March 23, 2011, 2:48 pm
Business Models for Fab Labs
Categories: Fabbing| Makers| Open Design| Tools
Tags: Business/Service, Fabbing, FabLab, Manufacturing, Marketing, Open Manufacturing, Technology
Few months ago, Platoniq commissioned me a report about business models for Open Hardware, DIY Craft and Fab Labs, for their crowdfunding project Goteo. It is now available here in English, under a Creative Commons Attribution-Noncommercial-Share Alike 3.0 Unported License; it will be soon available in Spanish from Platoniq’s YouCoop website. Just note that the two versions may slightly differ (it happens when you work on two different versions of the same document); the idea is to transform it in a collaborative book in the future, here on openp2pdesign.org.
After the part about Open Hardware, here’s now the second part, about business models for Fab Labs.
Fab Labs and other places for designing and making collaboratively
As we have seen in the previous post, Open Hardware and similar Open projects can grow as communities inside specific places like hackerspaces. Such places are interesting because they are, at the same time, enablers of open and collaborative projects, and business models for them. In this post I will cover Fab Labs, as the most evolved and potentially big places (they could in fact also host hackerspaces) for collaborative projects, and their business models.
Lead by Neil Gershenfeld, the Fab Lab program is part of the MIT’s Center for Bits and Atoms (CBA) and it broadly explores how the content of information relates to its physical representation and can be embodied in or abstracted from: the intersection between information theory and industrial design. A Fab Lab (digital fabrication (fabbing laboratory) is a small-scale workshop with an array of computer controlled tools that cover several different length scales and various materials, democratizing manufacturing technologies previously available only for expensive mass production.

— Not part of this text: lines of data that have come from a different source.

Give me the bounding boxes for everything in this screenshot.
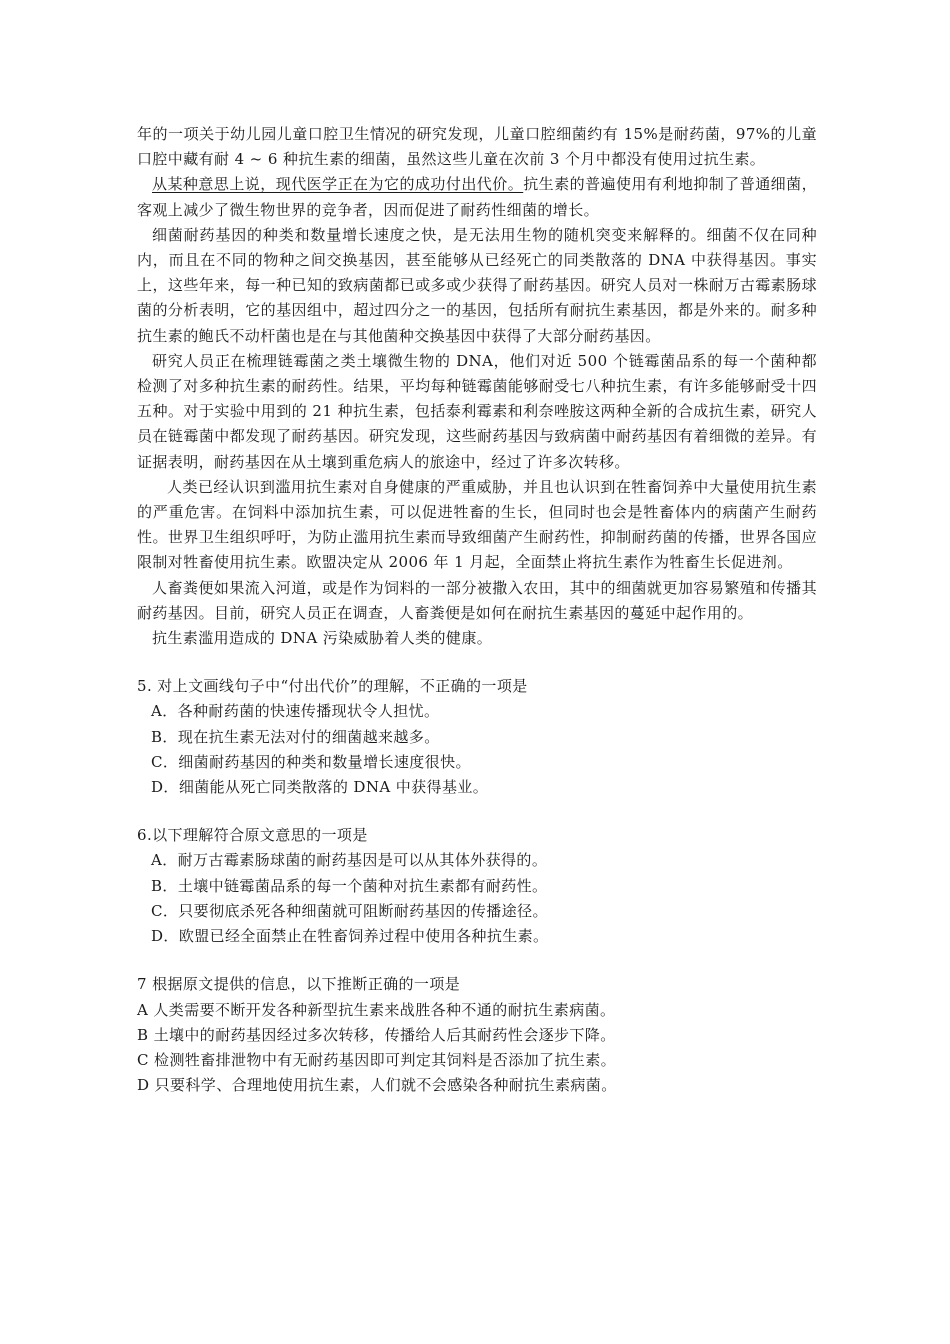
question-6 (137, 823, 817, 949)
question-stem: 7 根据原文提供的信息，以下推断正确的一项是 (137, 975, 461, 994)
question-stem: 6.以下理解符合原文意思的一项是 (137, 826, 368, 845)
paragraph-5: 人类已经认识到滥用抗生素对自身健康的严重威胁，并且也认识到在牲畜饲养中大量使用抗生素的严重危害。在饲料中添加抗生素，可以促进牲畜的生长，但同时也会是牲畜体内的病菌产生耐药性。世界卫生组织呼吁，为防止滥用抗生素而导致细菌产生耐药性，抑制耐药菌的传播，世界各国应限制对牲畜使用抗生素。欧盟决定从 2006 年 1 月起，全面禁止将抗生素作为牲畜生长促进剂。 (137, 477, 817, 572)
option-b: B 土壤中的耐药基因经过多次转移，传播给人后其耐药性会逐步下降。 (137, 1025, 616, 1044)
option-c: C．只要彻底杀死各种细菌就可阻断耐药基因的传播途径。 (151, 901, 548, 920)
paragraph-3: 细菌耐药基因的种类和数量增长速度之快，是无法用生物的随机突变来解释的。细菌不仅在同种内，而且在不同的物种之间交换基因，甚至能够从已经死亡的同类散落的 DNA 中获得基因。事实上，这些年来，每一种已知的致病菌都已或多或少获得了耐药基因。研究人员对一株耐万古霉素肠球菌的分析表明，它的基因组中，超过四分之一的基因，包括所有耐抗生素基因，都是外来的。耐多种抗生素的鲍氏不动杆菌也是在与其他菌种交换基因中获得了大部分耐药基因。 (137, 225, 817, 345)
paragraph-6: 人畜粪便如果流入河道，或是作为饲料的一部分被撒入农田，其中的细菌就更加容易繁殖和传播其耐药基因。目前，研究人员正在调查，人畜粪便是如何在耐抗生素基因的蔓延中起作用的。 (137, 578, 817, 622)
question-7 (137, 972, 817, 1098)
option-d: D．欧盟已经全面禁止在牲畜饲养过程中使用各种抗生素。 (151, 927, 549, 946)
question-stem: 5. 对上文画线句子中“付出代价”的理解，不正确的一项是 (137, 677, 528, 696)
option-b: B．土壤中链霉菌品系的每一个菌种对抗生素都有耐药性。 (151, 876, 548, 895)
option-d: D 只要科学、合理地使用抗生素，人们就不会感染各种耐抗生素病菌。 (137, 1076, 617, 1095)
paragraph-4: 研究人员正在梳理链霉菌之类土壤微生物的 DNA，他们对近 500 个链霉菌品系的每一个菌种都检测了对多种抗生素的耐药性。结果，平均每种链霉菌能够耐受七八种抗生素，有许多能够耐受十四五种。对于实验中用到的 21 种抗生素，包括泰利霉素和利奈唑胺这两种全新的合成抗生素，研究人员在链霉菌中都发现了耐药基因。研究发现，这些耐药基因与致病菌中耐药基因有着细微的差异。有证据表明，耐药基因在从土壤到重危病人的旅途中，经过了许多次转移。 (137, 351, 817, 471)
option-a: A 人类需要不断开发各种新型抗生素来战胜各种不通的耐抗生素病菌。 (137, 1000, 616, 1019)
underlined-sentence: 从某种意思上说，现代医学正在为它的成功付出代价。 (152, 175, 524, 194)
paragraph-7: 抗生素滥用造成的 DNA 污染威胁着人类的健康。 (152, 629, 493, 648)
paragraph-2-rest: 抗生素的普遍使用有利地抑制了普通细菌，客观上减少了微生物世界的竞争者，因而促进了耐药性细菌的增长。 (137, 175, 817, 219)
option-a: A．耐万古霉素肠球菌的耐药基因是可以从其体外获得的。 (151, 851, 548, 870)
option-d: D．细菌能从死亡同类散落的 DNA 中获得基业。 (151, 778, 489, 797)
option-c: C．细菌耐药基因的种类和数量增长速度很快。 (151, 752, 471, 771)
paragraph-1: 年的一项关于幼儿园儿童口腔卫生情况的研究发现，儿童口腔细菌约有 15%是耐药菌，97%的儿童口腔中藏有耐 4 ~ 6 种抗生素的细菌，虽然这些儿童在次前 3 个月中都没有使用过抗生素。 (137, 125, 817, 169)
option-c: C 检测牲畜排泄物中有无耐药基因即可判定其饲料是否添加了抗生素。 (137, 1050, 617, 1069)
option-a: A．各种耐药菌的快速传播现状令人担忧。 (151, 702, 440, 721)
paragraph-2 (137, 172, 817, 222)
reading-passage (137, 122, 817, 1098)
option-b: B．现在抗生素无法对付的细菌越来越多。 (151, 727, 440, 746)
question-5 (137, 674, 817, 800)
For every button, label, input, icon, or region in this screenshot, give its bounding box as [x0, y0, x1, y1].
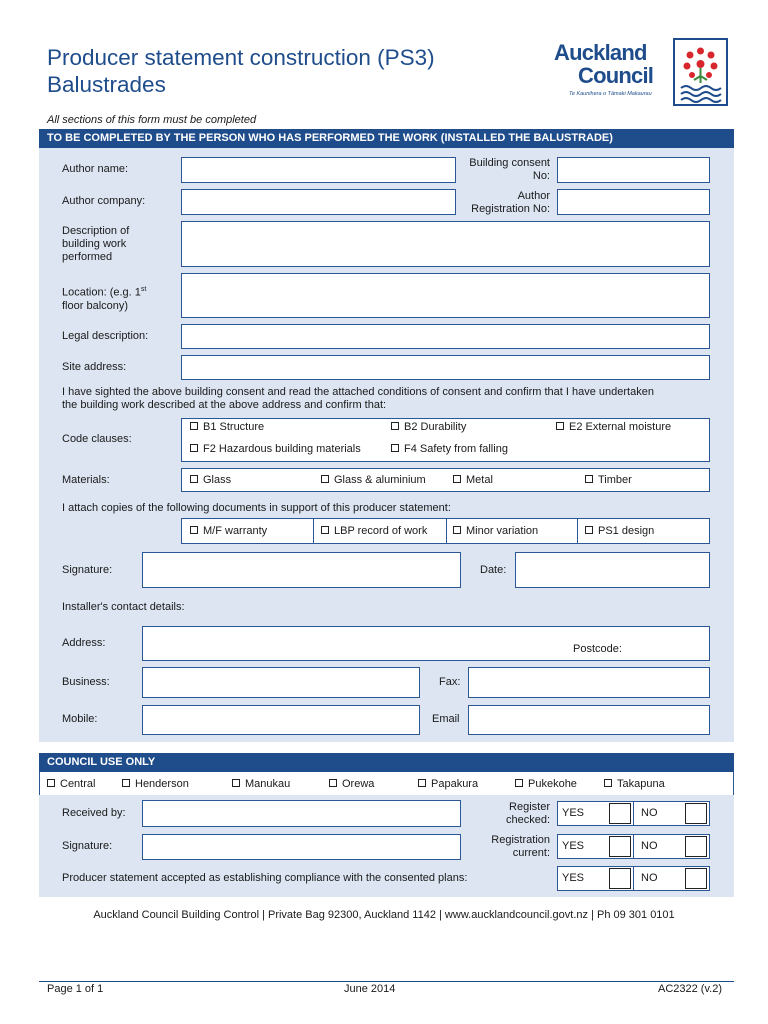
council-signature-field[interactable]	[142, 834, 461, 860]
form-code: AC2322 (v.2)	[658, 983, 722, 995]
mobile-field[interactable]	[142, 705, 420, 735]
form-instructions: All sections of this form must be completed	[47, 114, 257, 126]
checkbox[interactable]	[453, 475, 461, 483]
accepted-yes-checkbox[interactable]	[609, 868, 631, 889]
yes-no-divider	[633, 866, 634, 891]
checkbox[interactable]	[604, 779, 612, 787]
email-field[interactable]	[468, 705, 710, 735]
code-clause-f2[interactable]: F2 Hazardous building materials	[190, 443, 361, 456]
checkbox[interactable]	[232, 779, 240, 787]
checkbox[interactable]	[47, 779, 55, 787]
author-registration-label: Author Registration No:	[471, 190, 550, 215]
accepted-no-label: NO	[641, 872, 658, 884]
date-label: Date:	[480, 564, 507, 576]
business-phone-label: Business:	[62, 676, 110, 688]
author-company-label: Author company:	[62, 195, 146, 207]
pohutukawa-emblem-icon	[673, 38, 728, 106]
site-address-field[interactable]	[181, 355, 710, 380]
register-no-label: NO	[641, 807, 658, 819]
checkbox[interactable]	[391, 444, 399, 452]
document-minor-variation[interactable]: Minor variation	[453, 525, 538, 538]
office-manukau[interactable]: Manukau	[232, 778, 290, 791]
checkbox[interactable]	[556, 422, 564, 430]
registration-no-label: NO	[641, 840, 658, 852]
checkbox[interactable]	[418, 779, 426, 787]
register-no-checkbox[interactable]	[685, 803, 707, 824]
register-checked-label: Register checked:	[505, 801, 550, 826]
checkbox[interactable]	[515, 779, 523, 787]
registration-no-checkbox[interactable]	[685, 836, 707, 857]
office-orewa[interactable]: Orewa	[329, 778, 374, 791]
received-by-field[interactable]	[142, 800, 461, 827]
accepted-no-checkbox[interactable]	[685, 868, 707, 889]
checkbox[interactable]	[122, 779, 130, 787]
building-consent-field[interactable]	[557, 157, 710, 183]
footer-date: June 2014	[344, 983, 396, 995]
page-number: Page 1 of 1	[47, 983, 104, 995]
description-field[interactable]	[181, 221, 710, 267]
logo-word-council: Council	[578, 63, 654, 88]
fax-field[interactable]	[468, 667, 710, 698]
accepted-yes-label: YES	[562, 872, 585, 884]
declaration-text: I have sighted the above building consent and read the attached conditions of consent and confirm that I have undertaken the building work described at the above address and confirm that:	[62, 386, 654, 411]
section-installer-heading: TO BE COMPLETED BY THE PERSON WHO HAS PERFORMED THE WORK (INSTALLED THE BALUSTRADE)	[39, 129, 734, 148]
register-yes-checkbox[interactable]	[609, 803, 631, 824]
address-field[interactable]	[142, 626, 710, 661]
fax-label: Fax:	[439, 676, 461, 688]
office-henderson[interactable]: Henderson	[122, 778, 189, 791]
logo-tagline: Te Kaunihera o Tāmaki Makaurau	[569, 91, 652, 97]
material-timber[interactable]: Timber	[585, 474, 632, 487]
building-consent-label: Building consent No:	[469, 157, 550, 182]
material-metal[interactable]: Metal	[453, 474, 493, 487]
contact-details-label: Installer's contact details:	[62, 601, 185, 613]
document-ps1-design[interactable]: PS1 design	[585, 525, 654, 538]
office-papakura[interactable]: Papakura	[418, 778, 478, 791]
code-clauses-label: Code clauses:	[62, 433, 132, 445]
yes-no-divider	[633, 801, 634, 826]
footer-divider	[39, 981, 734, 982]
checkbox[interactable]	[190, 422, 198, 430]
attach-documents-label: I attach copies of the following documents in support of this producer statement:	[62, 502, 451, 514]
auckland-council-logo	[552, 36, 730, 106]
email-label: Email	[432, 713, 460, 725]
code-clause-e2[interactable]: E2 External moisture	[556, 421, 671, 434]
checkbox[interactable]	[585, 475, 593, 483]
office-central[interactable]: Central	[47, 778, 95, 791]
office-takapuna[interactable]: Takapuna	[604, 778, 665, 791]
page-title	[47, 44, 435, 98]
date-field[interactable]	[515, 552, 710, 588]
council-signature-label: Signature:	[62, 840, 113, 852]
checkbox[interactable]	[190, 526, 198, 534]
legal-description-label: Legal description:	[62, 330, 149, 342]
legal-description-field[interactable]	[181, 324, 710, 349]
checkbox[interactable]	[453, 526, 461, 534]
author-registration-field[interactable]	[557, 189, 710, 215]
installer-signature-label: Signature:	[62, 564, 113, 576]
business-phone-field[interactable]	[142, 667, 420, 698]
document-mf-warranty[interactable]: M/F warranty	[190, 525, 267, 538]
logo-word-auckland: Auckland	[554, 40, 647, 65]
register-yes-label: YES	[562, 807, 585, 819]
code-clause-f4[interactable]: F4 Safety from falling	[391, 443, 508, 456]
checkbox[interactable]	[321, 526, 329, 534]
installer-signature-field[interactable]	[142, 552, 461, 588]
documents-divider	[446, 518, 447, 544]
author-company-field[interactable]	[181, 189, 456, 215]
description-label: Description of building work performed	[62, 225, 130, 263]
checkbox[interactable]	[190, 475, 198, 483]
site-address-label: Site address:	[62, 361, 127, 373]
documents-divider	[313, 518, 314, 544]
location-label: Location: (e.g. 1st floor balcony)	[62, 286, 147, 312]
registration-yes-label: YES	[562, 840, 585, 852]
location-field[interactable]	[181, 273, 710, 318]
accepted-label: Producer statement accepted as establishing compliance with the consented plans:	[62, 872, 468, 884]
material-glass[interactable]: Glass	[190, 474, 231, 487]
registration-current-label: Registration current:	[491, 834, 550, 859]
code-clause-b1[interactable]: B1 Structure	[190, 421, 264, 434]
materials-label: Materials:	[62, 474, 110, 486]
code-clause-b2[interactable]: B2 Durability	[391, 421, 466, 434]
yes-no-divider	[633, 834, 634, 859]
office-pukekohe[interactable]: Pukekohe	[515, 778, 577, 791]
documents-divider	[577, 518, 578, 544]
checkbox[interactable]	[329, 779, 337, 787]
author-name-field[interactable]	[181, 157, 456, 183]
author-name-label: Author name:	[62, 163, 129, 175]
material-glass-aluminium[interactable]: Glass & aluminium	[321, 474, 426, 487]
checkbox[interactable]	[321, 475, 329, 483]
received-by-label: Received by:	[62, 807, 126, 819]
title-line-2: Balustrades	[47, 72, 166, 97]
footer-contact: Auckland Council Building Control | Private Bag 92300, Auckland 1142 | www.aucklandcouncil.govt.nz | Ph 09 301 0101	[93, 909, 675, 921]
council-use-heading: COUNCIL USE ONLY	[39, 753, 734, 772]
checkbox[interactable]	[190, 444, 198, 452]
registration-yes-checkbox[interactable]	[609, 836, 631, 857]
document-lbp-record[interactable]: LBP record of work	[321, 525, 427, 538]
checkbox[interactable]	[391, 422, 399, 430]
postcode-label: Postcode:	[573, 643, 622, 655]
checkbox[interactable]	[585, 526, 593, 534]
address-label: Address:	[62, 637, 106, 649]
mobile-label: Mobile:	[62, 713, 98, 725]
title-line-1: Producer statement construction (PS3)	[47, 45, 435, 70]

So far Fab Labs have been opened in rural India, northern Norway, various European countries, Afghanistan, Ghana, Boston and Costa Rica. Fab Lab outreach projects are being explored with a growing group of institutional partners and countries including Panama, Trinidad, South Africa, the National Academies, the Indian Department of Science and Technology, and the Africa-America Institute. The official list of FabLabs is hosted here, while other lists can be found here:
View Fab Labs on Earth in a larger map
There is no formal procedure on how to become a Fab Lab and the process is monitored by the MIT. All the labs around the world are in contact with each other through a common video conferencing system hosted at the MIT which is used for ad-hoc meetings, scheduled conferences and the delivery of the Fab Academy training programme.
Funding a Fab Lab: how much does it cost?
CNN reported that the Center for Bits and Atoms was funded with $14 million by the National Science Foundation in 2001. Anyway, starting a Fab Lab should be much cheaper: Fab Lab Afghanistan (in its wiki) and allbusiness.com reported that a full Fab Lab currently costs about $50,000-$55,000 in equipment and materials without MIT’s involvement. Other sources like ideasexist.com and aps.org reported that a Fab Lab should costs only about $20,000.
In 2009, the Center for a Stateless Society proposed to organize a Fab Lab using open-source tools such as the Fab@Home 3D printer, with resulting costs between $2,000 and $5,000 total. Bart Bakker of Utrecht, Netherlands built one for under € 3000. Another initiative called Replab.org proposed the construction of an open source Fab Lab that costs $12,500.
Tools lists are available on the Center for Bits and Atoms website here and here; there is even a task list for managing a Fab Lab as well.
Running a Fab Lab: Business Models
Even the official Fab Lab Charter (drafted in 2007) recognize that Fab Labs could adopt a business model for commercial activities and roughly defines some guidelines for such models:
Business: commercial activities can be incubated in fab labs but they must not conflict with open access, they should grow beyond rather than within the lab, and they are expected to benefit the inventors, labs, and networks that contribute to their success.